Green Olives in Brine
Ideal for enriching salads or rustic appetizers
How does the Nocellara del Belice differ
ALL THE CHARACTERISTICS OF THE MOST GOOD OLIVE IN THE MEDITERRANEAN
Nocellara del Belice olives grow in the Belice valley, located along the south-western coast of Sicily and dominated by the ancient temples of Selinunte, since the times of Magna Grecia (VII century BC).
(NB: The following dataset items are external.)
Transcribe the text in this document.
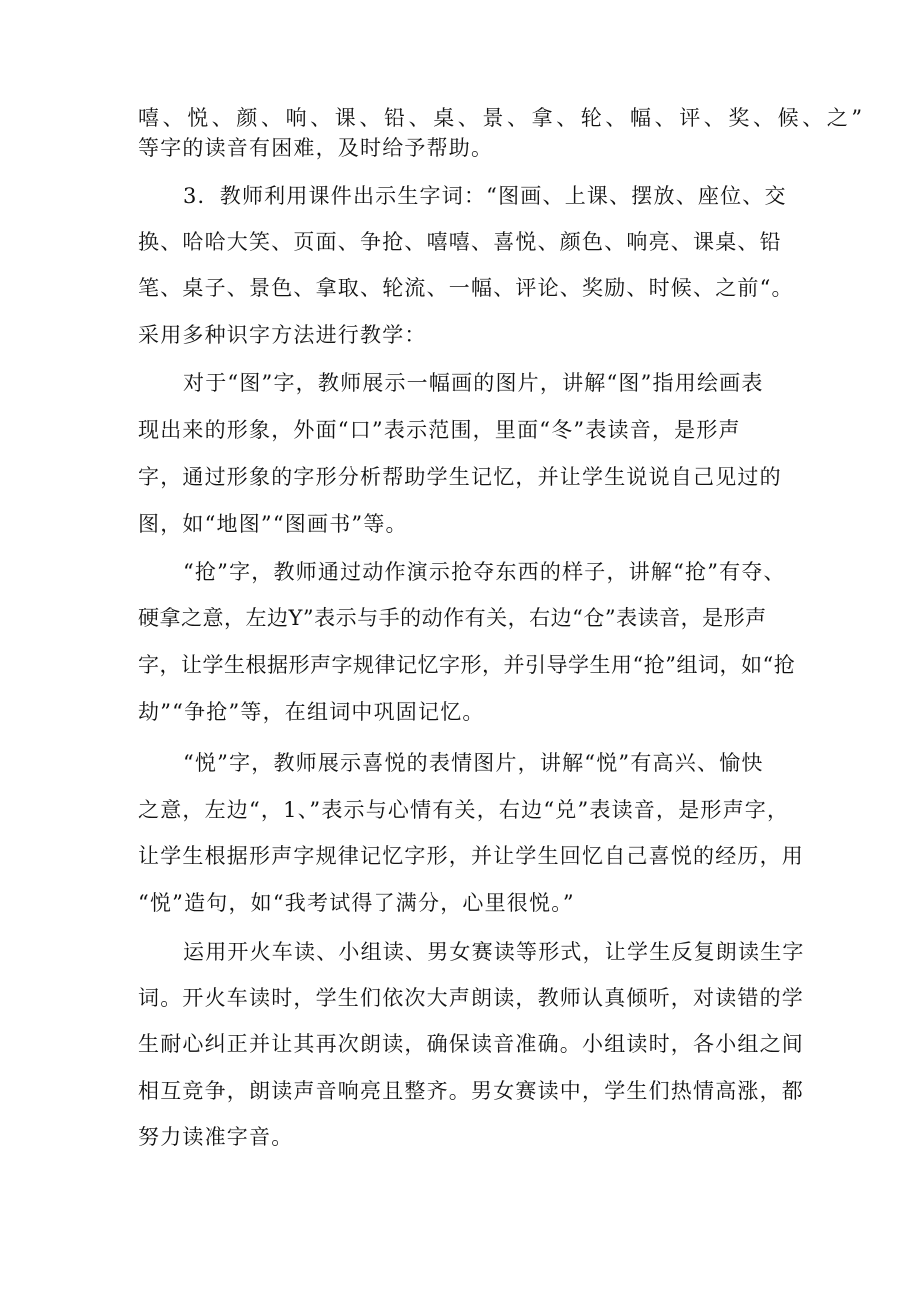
嘻、悦、颜、响、课、铅、桌、景、拿、轮、幅、评、奖、候、之”
等字的读音有困难，及时给予帮助。
3．教师利用课件出示生字词：“图画、上课、摆放、座位、交
换、哈哈大笑、页面、争抢、嘻嘻、喜悦、颜色、响亮、课桌、铅
笔、桌子、景色、拿取、轮流、一幅、评论、奖励、时候、之前“。
采用多种识字方法进行教学：
对于“图”字，教师展示一幅画的图片，讲解“图”指用绘画表
现出来的形象，外面“口”表示范围，里面“冬”表读音，是形声
字，通过形象的字形分析帮助学生记忆，并让学生说说自己见过的
图，如“地图”“图画书”等。
“抢”字，教师通过动作演示抢夺东西的样子，讲解“抢”有夺、
硬拿之意，左边Y”表示与手的动作有关，右边“仓”表读音，是形声
字，让学生根据形声字规律记忆字形，并引导学生用“抢”组词，如“抢
劫”“争抢”等，在组词中巩固记忆。
“悦”字，教师展示喜悦的表情图片，讲解“悦”有高兴、愉快
之意，左边“，1、”表示与心情有关，右边“兑”表读音，是形声字，
让学生根据形声字规律记忆字形，并让学生回忆自己喜悦的经历，用
“悦”造句，如“我考试得了满分，心里很悦。”
运用开火车读、小组读、男女赛读等形式，让学生反复朗读生字
词。开火车读时，学生们依次大声朗读，教师认真倾听，对读错的学
生耐心纠正并让其再次朗读，确保读音准确。小组读时，各小组之间
相互竞争，朗读声音响亮且整齐。男女赛读中，学生们热情高涨，都
努力读准字音。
The red earth, the scent of the sea and the Mediterranean climate enhance the precious and distinctive characteristics of these olives:
- shape: spherical;
- taste: full, fruity, with a pleasant bitter note;
- pulp: crunchy that detaches easily from the core;
- organoleptic properties: it has a very balanced content of fatty acids and is particularly rich in fiber dietetic with high digestibility, which helps to regulate the functioning of the digestive system and to prevent the onset of disease. It also contains polyphenols , substances with high antioxidant properties; they are also a good source of mineral salts and vitamins ;
The harvest, which takes place in October, is done strictly but no , to preserve the integrity and quality of the fruit.